教室に入る光もいよいよ少なくなってきて、もうすぐ本当に夜が訪れる。
私とミオは席を立った。
「ほら、君も」
ミオが座ったままのオオカミ君に声をかける。
「あ、でも、僕はもう少し……」
オオカミ君はためらいがち。もう少し、と言うことは、まだ練習をしていたいのかも知れない。でもそんな彼にミオがあっさり言う。
「もう練習する必要ないでしょ」
「え?」
オオカミ君がキョトンとした顔を見せた気がした。被り物なのになぜか表情が分かるようだった。
それに、私、ミオが次に言おうとしてることも分かってしまった。
「私たちが友達になるよ。ね、いいでしょ、さくら」
こちらに向けられたミオの微笑み。同意を求められているんだと思うけれど、なんとなく有無を言わさぬ真っ直ぐな強さがある。
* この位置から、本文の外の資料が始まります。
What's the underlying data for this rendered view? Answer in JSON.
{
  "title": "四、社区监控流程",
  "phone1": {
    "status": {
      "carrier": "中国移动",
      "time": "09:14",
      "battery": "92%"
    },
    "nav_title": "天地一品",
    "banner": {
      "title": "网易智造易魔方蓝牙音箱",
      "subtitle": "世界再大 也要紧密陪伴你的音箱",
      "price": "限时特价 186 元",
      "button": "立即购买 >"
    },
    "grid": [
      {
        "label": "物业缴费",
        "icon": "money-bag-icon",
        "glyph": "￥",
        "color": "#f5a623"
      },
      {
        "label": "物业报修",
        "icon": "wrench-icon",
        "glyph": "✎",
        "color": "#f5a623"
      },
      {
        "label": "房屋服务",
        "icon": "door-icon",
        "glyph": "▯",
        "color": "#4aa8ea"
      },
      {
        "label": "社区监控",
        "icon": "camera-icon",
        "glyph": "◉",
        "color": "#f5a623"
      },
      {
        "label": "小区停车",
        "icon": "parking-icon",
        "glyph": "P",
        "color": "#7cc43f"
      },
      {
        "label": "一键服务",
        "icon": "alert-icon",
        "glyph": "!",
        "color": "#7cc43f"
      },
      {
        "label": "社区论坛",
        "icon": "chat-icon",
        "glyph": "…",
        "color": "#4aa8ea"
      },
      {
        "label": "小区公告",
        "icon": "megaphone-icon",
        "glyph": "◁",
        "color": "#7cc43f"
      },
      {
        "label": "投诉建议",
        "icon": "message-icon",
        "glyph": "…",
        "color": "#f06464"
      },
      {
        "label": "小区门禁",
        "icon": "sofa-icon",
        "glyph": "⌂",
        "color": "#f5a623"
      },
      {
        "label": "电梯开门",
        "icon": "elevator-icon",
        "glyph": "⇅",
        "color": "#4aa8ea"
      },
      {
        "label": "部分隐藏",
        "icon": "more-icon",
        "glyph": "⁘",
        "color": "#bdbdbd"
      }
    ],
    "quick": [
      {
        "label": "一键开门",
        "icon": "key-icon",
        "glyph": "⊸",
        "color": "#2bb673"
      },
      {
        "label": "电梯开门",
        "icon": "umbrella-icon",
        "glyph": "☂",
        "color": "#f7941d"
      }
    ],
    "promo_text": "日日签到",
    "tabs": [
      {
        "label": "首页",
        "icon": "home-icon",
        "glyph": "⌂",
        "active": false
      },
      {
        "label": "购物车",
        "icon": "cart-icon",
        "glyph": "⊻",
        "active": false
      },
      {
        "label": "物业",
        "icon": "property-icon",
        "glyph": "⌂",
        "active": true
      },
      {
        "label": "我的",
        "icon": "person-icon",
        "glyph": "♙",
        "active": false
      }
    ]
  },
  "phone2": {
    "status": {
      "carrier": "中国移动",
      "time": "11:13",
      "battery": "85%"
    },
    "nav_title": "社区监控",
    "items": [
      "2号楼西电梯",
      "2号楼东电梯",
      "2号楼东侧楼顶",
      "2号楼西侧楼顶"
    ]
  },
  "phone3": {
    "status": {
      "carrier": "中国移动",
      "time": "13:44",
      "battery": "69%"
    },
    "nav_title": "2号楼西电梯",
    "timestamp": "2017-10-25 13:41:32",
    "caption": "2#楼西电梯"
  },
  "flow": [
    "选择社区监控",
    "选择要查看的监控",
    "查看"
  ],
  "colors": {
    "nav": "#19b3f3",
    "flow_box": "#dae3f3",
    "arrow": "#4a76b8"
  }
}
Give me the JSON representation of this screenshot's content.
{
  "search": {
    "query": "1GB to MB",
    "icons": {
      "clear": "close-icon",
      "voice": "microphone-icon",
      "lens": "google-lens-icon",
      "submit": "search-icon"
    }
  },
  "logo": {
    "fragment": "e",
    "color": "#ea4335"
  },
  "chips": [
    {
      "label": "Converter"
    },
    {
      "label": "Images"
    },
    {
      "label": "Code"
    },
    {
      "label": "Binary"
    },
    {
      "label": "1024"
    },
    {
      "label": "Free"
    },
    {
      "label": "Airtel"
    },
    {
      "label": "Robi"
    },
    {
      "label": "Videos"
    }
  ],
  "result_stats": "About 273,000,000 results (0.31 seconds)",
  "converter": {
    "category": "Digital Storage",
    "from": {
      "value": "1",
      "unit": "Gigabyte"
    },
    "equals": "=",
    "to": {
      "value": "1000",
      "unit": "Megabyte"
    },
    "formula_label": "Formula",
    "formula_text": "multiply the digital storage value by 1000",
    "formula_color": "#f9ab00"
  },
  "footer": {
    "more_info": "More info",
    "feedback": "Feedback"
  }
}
とは言え、もちろん否定なんてする気はない。だって今、私、ミオに友達になってと言われた時のこと思い出していたから。私だって彼女のおかげでこうしているのだから。
「うん、いいよ」
私は頷く。
オオカミ君、その大きな顔をしばらくこちらに向けて黙っていた。そのあとフイと俯いて、小さくだけど確かな声で「ありがとう」と言った。
私と、たぶんミオも、少し照れくさくなって「じゃあまたね」なんてそれぞれ別れの言葉を口にして教室を出ようと背を向け歩き始めた。
私、きっと笑ってる。今日ここに来るまでとはちょっと違うけれど顔が緩んでる。胸が結局なんだかいっぱいだ。でも悪い気分じゃない。
頭には狼顔の男の子と三人で過ごす教室のイメージが浮かんでいる。あれ、でも、ちょっとおかしいか。被り物はもういらないはずだ。そうだ、そう言えば顔と名前が分からない。
私、足を止め、教室を振り返った。
ねえ、名前。あと、顔見せてよ。
そんなこと言おうと思ってた。
「あれ?」
だけど振り返った教室にオオカミ君の姿はなかった。さっきまで座っていたはずの椅子も、机も、ただ静かに並んでいる。まるで彼と話していたことは夢だったかのように、そこに私たち以外の誰かがいた痕跡なんて見当たらない。陽が沈んで教室は真新しい夜色のシーツを被せたみたいに静寂に包まれていた。